El puente de La Salera, aunque de piedra y pequeño, no era, sin embargo, de estos últimos. Alzado al final de Olleros para permitirle al tren atravesar el reguero que bajaba del hayedo, se alzaba sobre un barranco excavado en plena roca por el agua y por los corrimientos de tierra que provocaban en la montaña los continuos hundimientos de la mina. Desde él, según contaban, despeñaban en la guerra a los mineros (aunque, según decían también, algunos ya estaban muertos antes de llegar abajo) y desde él se tiró una noche aquella vieja borracha que vivía todavía en un cubil, la única en todo el pueblo, y que se pasaba el día gritando y hablando sola o rondando por el pueblo como un perro vagabundo. Pero, cuando se tomó esta fotografía, yo ignoraba todavía lo que era la locura —y de la guerra sólo tenía una noción muy difusa— y el puente de La Salera era uno de mis sitios preferidos. A él iba muchas tardes para ver pasar el tren o para correr delante de él jugándome la vida (sin pretil al que acogerse, y con el precipicio al lado, no había hasta su final escapatoria posible) y para fumar los cigarros que le robaba a mi padre o fabricaba yo mismo con el tabaco de sus colillas. Y a él íbamos también cuando pasaron los años y nos hicimos mayores todos los que aparecemos en esta fotografía para admirar a escondidas y en secreto las pin-ups, las postales de mujeres, actrices normalmente (recuerdo todavía la de Ann Margret, la de Esther Williams, la de Kim Novak, la de Ava Gardner y, por encima de todas, la que a mí más me gustaba: la de una jovencísima Marilyn Monroe luciendo un pelo rubio como el centeno y un bañador tan rojo como sus labios), que nos traía Celino, un mendigo que pasaba cada poco por Olleros pidiendo de casa en casa y durmiendo en los portales, y que, al decir de la gente, pedía porque quería (según parece, Celino era de buena familia), y para masturbarnos juntos al amparo de la bóveda del puente y bajo la inspiración morbosa de aquellas fotografías.

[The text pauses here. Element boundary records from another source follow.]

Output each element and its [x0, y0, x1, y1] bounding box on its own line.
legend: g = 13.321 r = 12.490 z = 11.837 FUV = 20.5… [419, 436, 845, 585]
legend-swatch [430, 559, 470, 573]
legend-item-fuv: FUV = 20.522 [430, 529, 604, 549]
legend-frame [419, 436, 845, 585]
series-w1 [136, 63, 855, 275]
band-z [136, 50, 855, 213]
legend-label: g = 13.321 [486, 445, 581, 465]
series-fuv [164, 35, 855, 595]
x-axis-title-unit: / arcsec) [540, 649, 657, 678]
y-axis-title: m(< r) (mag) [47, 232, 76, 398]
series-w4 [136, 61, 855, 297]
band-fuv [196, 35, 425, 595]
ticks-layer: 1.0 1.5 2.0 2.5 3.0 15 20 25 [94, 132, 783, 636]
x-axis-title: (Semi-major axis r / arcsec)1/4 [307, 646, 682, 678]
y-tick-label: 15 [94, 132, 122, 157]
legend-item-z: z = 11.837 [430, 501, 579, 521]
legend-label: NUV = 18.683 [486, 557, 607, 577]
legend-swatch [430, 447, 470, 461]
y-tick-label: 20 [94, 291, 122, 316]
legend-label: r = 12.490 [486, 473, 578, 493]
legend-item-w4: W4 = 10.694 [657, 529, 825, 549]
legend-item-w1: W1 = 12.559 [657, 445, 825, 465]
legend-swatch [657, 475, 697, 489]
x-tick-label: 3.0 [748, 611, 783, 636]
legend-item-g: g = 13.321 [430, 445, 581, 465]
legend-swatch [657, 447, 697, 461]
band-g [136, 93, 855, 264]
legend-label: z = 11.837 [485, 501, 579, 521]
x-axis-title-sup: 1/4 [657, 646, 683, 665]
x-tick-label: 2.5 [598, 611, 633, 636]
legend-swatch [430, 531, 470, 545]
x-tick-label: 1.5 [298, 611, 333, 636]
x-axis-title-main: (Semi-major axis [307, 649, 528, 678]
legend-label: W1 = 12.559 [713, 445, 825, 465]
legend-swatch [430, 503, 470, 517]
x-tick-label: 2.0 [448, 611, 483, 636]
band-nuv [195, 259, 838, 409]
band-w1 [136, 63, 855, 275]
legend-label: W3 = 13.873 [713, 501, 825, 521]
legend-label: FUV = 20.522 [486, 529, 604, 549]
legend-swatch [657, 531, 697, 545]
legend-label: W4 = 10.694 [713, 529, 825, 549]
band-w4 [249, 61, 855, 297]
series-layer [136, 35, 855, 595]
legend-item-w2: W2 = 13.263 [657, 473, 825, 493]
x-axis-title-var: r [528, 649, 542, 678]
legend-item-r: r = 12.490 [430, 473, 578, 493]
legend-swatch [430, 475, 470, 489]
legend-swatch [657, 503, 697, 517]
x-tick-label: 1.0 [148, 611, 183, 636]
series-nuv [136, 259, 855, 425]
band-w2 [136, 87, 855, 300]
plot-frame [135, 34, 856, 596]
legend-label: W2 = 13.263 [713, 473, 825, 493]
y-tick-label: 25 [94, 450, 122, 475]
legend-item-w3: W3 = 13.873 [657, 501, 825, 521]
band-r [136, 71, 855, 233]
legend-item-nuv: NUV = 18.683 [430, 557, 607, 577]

Esa misma turbación, aunque de origen distinto, es la que ahora siento ante esta otra postal que el destino me devuelve para hacerme recordar aquellos días. En ella no hay actrices de miradas acuosas y cuerpos semidesnudos, sino cinco muchachos que me miran desde lo alto de un puente que a lo peor ya ni existe, aunque en la fotografía siga anclado en el abismo. En el abismo siguen, ya para siempre inmóviles, los muchachos y el cielo y el tren que se alejaba echando humo hacia la mina. El abismo concentra las miradas de todos —las de quienes, desde fuera (el fotógrafo y yo), lo miramos y las de quienes lo contemplan desde arriba—; pero el abismo que ellos ven y el que yo veo ahora no es el mismo. El que ellos ven es el que salva el puente y el que en el puente encuentra justamente su sentido. El que yo veo ahora se abre entre ellos y yo y es tan profundo y oscuro que ni siquiera la mirada del fotógrafo que, sin saberlo, comenzó a abrirlo aquel día me sirve ya para poder cruzarlo sin que el vértigo del tiempo me llene de nostalgia y de melancolía.